Just a few years before Paul wrote his letter to the Romans, the empire had expelled Jews from Rome for "rioting at the instigation of Chrestus," according to the Roman historian Suetonius. Some scholars believe Chrestus is a misspelling of Christ.

So it's not too big a stretch to imagine that Paul, writing to a small band of religious subversives in the capital of the empire, would suspect that his letters could fall into imperial hands.

"Paul is probably writing to be read by government officials as well as by the church in Rome," John Piper, an influential evangelical pastor, said in a 2005 sermon series on Romans 13. "He knows that this letter will find its way into Caesar's household and into the hands of the civil authorities. He wants them to understand two truths. One is that Christians are not out to overthrow the empire politically by claiming Jesus, and not Caesar, is Lord."

3. Paul was talking about angels, not attorneys general.

Who, exactly, are the "authorities" that Paul is urging Christians to submit to? Romans? Or perhaps supernatural powers?

Oscar Cullman, a New Testament scholar who died in 1999, posed an interesting theory: Paul was talking about cosmic authorities, not civil ones. Or rather, he was talking about both.

As Cullman noted, some early Christians, like some first-century Jews, believed that guardian angels -- "the angels of the nations" -- sat above the earthly rulers, somewhere between God and man. In other parts of the New Testament, Bible scholars note, Paul clearly speaks of these kinds of "powers and principalities," which were not always forces for good, sometimes using the same Greek word to describe earthly and angelic beings.

On a practical level, one might easily understand why Cullman, a Lutheran who lived in Europe during the rise of Hitler, might be attracted to this idea. It's much easier to counsel submission to angels than to Nazis.

But many scholars have dismissed Cullman's theory, saying the "authorities" in Romans 13 clearly refer to the earthly government. Later in Romans 13, Paul notes that Christians pay taxes to "God's servants" -- and, as we all know, the taxman is no angel.

4. Paul was worried about a Jewish uprising.

Much of Paul's letter to the Romans is about Jewish/Gentile relationships. This was a time when Christians were divided about whether "true" Christians had to be one or the other. Either way, Jews formed a crucial part of the early Christian movement.

Some Bible scholars theorize that some Jewish Christians were agitating to rebel against the Roman authorities. Paul had good reason to be worried. Jewish Christians had just been allowed back into Rome and a governmental crackdown could have crushed the small and fractious Christian community there.

"Paul was not attempting in Romans 13:1-7 to write out a manifesto for Church-State relations for the next two or three millennia," writes Matthew Neufeld, a Mennonite scholar. "His concern was pastoral and local. ... Paul was advising against anti-Roman and Palestinian nationalist sentiments among the Jewish Christians in Rome."

5. Paul was being ironic.

At first glance, writes British scholar T.L. Carter, Romans 13 may look like "an embarrassingly unqualified endorsement of the political status quo."
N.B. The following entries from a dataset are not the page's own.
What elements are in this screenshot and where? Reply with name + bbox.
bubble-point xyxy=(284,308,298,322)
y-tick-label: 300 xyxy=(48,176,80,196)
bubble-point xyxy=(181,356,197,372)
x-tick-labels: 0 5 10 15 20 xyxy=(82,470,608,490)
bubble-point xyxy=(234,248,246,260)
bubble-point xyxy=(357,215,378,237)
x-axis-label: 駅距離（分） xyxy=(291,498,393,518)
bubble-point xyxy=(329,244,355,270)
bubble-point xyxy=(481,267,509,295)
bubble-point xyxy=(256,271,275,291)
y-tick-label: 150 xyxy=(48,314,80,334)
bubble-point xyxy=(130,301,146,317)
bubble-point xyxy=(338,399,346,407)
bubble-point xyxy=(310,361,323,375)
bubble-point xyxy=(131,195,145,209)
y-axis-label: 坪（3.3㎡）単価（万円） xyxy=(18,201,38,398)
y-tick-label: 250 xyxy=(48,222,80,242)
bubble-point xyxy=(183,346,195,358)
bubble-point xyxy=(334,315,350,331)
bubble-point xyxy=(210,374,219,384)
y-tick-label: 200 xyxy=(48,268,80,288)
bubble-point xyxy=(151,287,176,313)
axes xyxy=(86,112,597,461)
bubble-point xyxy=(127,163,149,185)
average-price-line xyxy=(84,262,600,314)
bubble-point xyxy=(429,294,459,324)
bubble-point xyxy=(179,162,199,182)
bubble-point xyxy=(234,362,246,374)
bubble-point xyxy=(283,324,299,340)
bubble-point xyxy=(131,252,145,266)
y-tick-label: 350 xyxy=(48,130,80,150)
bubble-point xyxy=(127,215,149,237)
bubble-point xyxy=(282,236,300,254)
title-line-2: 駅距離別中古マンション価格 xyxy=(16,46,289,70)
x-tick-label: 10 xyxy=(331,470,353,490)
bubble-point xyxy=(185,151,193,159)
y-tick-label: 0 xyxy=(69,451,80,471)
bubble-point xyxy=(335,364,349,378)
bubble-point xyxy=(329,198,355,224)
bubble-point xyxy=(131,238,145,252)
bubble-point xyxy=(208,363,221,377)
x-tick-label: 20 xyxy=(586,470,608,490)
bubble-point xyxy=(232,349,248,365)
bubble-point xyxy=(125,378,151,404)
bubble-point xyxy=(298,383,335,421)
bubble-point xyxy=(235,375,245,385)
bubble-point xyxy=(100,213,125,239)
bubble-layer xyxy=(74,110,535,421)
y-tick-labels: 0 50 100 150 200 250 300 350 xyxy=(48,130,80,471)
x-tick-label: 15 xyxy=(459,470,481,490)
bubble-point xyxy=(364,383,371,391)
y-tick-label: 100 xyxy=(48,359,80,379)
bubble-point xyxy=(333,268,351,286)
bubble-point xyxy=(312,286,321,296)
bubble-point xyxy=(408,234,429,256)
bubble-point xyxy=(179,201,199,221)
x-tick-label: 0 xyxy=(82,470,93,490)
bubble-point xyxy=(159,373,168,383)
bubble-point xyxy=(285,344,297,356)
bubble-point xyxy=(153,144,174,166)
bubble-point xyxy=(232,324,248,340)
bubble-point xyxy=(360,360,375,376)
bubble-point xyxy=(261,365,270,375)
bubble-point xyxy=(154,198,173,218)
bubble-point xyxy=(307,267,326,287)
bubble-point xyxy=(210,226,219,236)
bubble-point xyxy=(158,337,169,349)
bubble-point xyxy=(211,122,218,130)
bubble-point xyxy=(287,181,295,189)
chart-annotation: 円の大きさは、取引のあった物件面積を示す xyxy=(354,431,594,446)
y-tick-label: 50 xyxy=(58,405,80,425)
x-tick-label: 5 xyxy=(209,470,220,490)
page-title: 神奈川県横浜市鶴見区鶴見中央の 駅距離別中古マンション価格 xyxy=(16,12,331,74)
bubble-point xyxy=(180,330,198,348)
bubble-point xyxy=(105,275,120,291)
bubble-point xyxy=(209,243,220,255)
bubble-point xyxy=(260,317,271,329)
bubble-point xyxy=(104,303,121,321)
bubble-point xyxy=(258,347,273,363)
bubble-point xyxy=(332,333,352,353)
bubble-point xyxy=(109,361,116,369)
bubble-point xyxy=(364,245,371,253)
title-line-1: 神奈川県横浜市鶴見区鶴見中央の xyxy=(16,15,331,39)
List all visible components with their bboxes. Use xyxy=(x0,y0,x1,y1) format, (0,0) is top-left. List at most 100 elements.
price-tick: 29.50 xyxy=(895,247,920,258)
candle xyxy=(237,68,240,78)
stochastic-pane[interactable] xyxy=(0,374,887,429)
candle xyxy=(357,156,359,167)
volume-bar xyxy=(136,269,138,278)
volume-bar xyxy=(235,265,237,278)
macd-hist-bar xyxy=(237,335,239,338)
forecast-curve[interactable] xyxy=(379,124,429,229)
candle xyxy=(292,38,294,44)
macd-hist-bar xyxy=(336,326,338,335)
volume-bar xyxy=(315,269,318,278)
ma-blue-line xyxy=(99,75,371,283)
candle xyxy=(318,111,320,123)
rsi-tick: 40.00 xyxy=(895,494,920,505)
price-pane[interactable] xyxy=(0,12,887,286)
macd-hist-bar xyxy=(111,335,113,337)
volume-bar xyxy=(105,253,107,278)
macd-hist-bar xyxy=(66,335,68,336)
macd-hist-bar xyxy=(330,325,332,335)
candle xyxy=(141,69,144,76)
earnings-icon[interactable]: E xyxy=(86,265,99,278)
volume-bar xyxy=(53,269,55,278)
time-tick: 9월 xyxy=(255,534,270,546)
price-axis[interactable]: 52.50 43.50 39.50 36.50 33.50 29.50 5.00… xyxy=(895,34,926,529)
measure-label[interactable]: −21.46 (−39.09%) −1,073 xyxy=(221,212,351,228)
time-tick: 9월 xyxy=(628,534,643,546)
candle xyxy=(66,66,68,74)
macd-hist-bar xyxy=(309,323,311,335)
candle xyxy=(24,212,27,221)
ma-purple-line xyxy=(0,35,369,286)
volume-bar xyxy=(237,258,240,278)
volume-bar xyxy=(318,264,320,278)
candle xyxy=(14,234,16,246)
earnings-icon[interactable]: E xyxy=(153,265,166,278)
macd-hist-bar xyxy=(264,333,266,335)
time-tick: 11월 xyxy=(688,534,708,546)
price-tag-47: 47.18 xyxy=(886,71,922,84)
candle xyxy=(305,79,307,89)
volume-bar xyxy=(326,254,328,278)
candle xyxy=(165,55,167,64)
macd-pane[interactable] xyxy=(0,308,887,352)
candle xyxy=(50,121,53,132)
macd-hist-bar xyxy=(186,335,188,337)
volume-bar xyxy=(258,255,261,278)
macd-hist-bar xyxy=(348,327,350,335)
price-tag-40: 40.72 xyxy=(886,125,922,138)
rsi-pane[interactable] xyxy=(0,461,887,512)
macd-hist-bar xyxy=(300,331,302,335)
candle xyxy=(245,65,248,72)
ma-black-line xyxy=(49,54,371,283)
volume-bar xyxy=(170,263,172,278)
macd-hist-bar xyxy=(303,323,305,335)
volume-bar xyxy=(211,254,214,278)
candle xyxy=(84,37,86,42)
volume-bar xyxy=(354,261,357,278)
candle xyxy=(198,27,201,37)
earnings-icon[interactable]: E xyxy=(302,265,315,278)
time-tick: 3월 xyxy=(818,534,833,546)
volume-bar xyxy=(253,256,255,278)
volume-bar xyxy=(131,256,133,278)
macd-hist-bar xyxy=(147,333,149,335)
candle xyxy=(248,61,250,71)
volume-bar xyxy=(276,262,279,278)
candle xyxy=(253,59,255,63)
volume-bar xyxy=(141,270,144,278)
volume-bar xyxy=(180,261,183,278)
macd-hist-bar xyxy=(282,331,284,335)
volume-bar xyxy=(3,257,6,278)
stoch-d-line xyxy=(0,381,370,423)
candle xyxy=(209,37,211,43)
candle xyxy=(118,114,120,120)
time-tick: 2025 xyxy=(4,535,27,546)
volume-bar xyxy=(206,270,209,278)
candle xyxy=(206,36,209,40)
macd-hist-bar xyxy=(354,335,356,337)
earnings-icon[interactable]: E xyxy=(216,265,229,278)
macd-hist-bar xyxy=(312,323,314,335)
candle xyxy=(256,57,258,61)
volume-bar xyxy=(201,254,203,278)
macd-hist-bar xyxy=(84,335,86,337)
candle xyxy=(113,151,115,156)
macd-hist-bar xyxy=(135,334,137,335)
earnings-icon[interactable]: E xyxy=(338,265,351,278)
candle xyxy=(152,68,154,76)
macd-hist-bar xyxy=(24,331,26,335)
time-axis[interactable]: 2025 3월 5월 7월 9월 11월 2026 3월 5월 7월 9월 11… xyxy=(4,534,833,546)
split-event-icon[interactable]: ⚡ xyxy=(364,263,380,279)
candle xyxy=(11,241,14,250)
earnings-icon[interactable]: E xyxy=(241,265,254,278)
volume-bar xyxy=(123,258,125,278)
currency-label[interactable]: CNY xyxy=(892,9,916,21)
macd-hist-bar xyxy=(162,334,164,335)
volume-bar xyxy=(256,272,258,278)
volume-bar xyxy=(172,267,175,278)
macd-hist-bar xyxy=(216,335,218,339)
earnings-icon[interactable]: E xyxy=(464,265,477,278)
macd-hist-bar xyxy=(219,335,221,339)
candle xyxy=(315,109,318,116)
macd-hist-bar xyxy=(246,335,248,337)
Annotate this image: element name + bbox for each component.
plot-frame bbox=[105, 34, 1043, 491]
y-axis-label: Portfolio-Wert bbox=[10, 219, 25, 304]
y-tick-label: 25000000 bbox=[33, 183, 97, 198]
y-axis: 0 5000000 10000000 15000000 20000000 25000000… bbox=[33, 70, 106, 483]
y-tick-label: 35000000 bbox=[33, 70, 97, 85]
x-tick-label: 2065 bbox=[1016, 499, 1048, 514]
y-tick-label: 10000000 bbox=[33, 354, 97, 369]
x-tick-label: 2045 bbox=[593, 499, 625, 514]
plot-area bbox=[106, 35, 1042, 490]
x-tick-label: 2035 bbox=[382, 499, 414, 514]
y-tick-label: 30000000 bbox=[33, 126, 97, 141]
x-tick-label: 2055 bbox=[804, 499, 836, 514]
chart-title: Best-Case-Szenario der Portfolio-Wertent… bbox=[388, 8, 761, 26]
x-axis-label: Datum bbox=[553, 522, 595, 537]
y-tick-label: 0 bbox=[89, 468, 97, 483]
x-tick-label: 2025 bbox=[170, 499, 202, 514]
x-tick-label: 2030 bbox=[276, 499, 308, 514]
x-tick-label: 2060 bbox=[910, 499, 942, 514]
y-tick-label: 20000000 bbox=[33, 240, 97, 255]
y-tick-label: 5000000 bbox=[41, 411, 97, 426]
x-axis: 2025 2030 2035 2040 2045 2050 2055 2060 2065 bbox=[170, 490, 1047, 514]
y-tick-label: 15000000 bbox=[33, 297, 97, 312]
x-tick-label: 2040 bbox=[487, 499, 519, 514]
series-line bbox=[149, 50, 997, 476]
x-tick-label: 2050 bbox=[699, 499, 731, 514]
But Paul was likely aware of the Jewish expulsion from Rome, as well as other persecutions, Carter argues, and Roman tax collectors were notoriously corrupt.

So it's hard to fathom why he would portray the government as divinely sanctioned (as Jeff Sessions did on Thursday).

The only possible explanation, Carter says, is that Paul's praise for government authority is ironic, as his original audience would have understood. In other words, it's not praise, it's a cleverly disguised critique.

"By using the technique of irony, Paul was able to express his criticism without fear of repercussions from the authorities, who may have been oblivious to the disparity between the ideal he portrays and the reality of their government."

Carter acknowledges that his interpretation is somewhat idiosyncratic. Most Christians take a fairly straightforward reading of Romans 13, even as they debate how to apply it to modern life.

As the New Testament scholar Douglas Moo puts it, "It is only a slight exaggeration to say that the history of the interpretation of Romans 13:1-7 is the history of attempts to avoid what seems to be its plain meaning."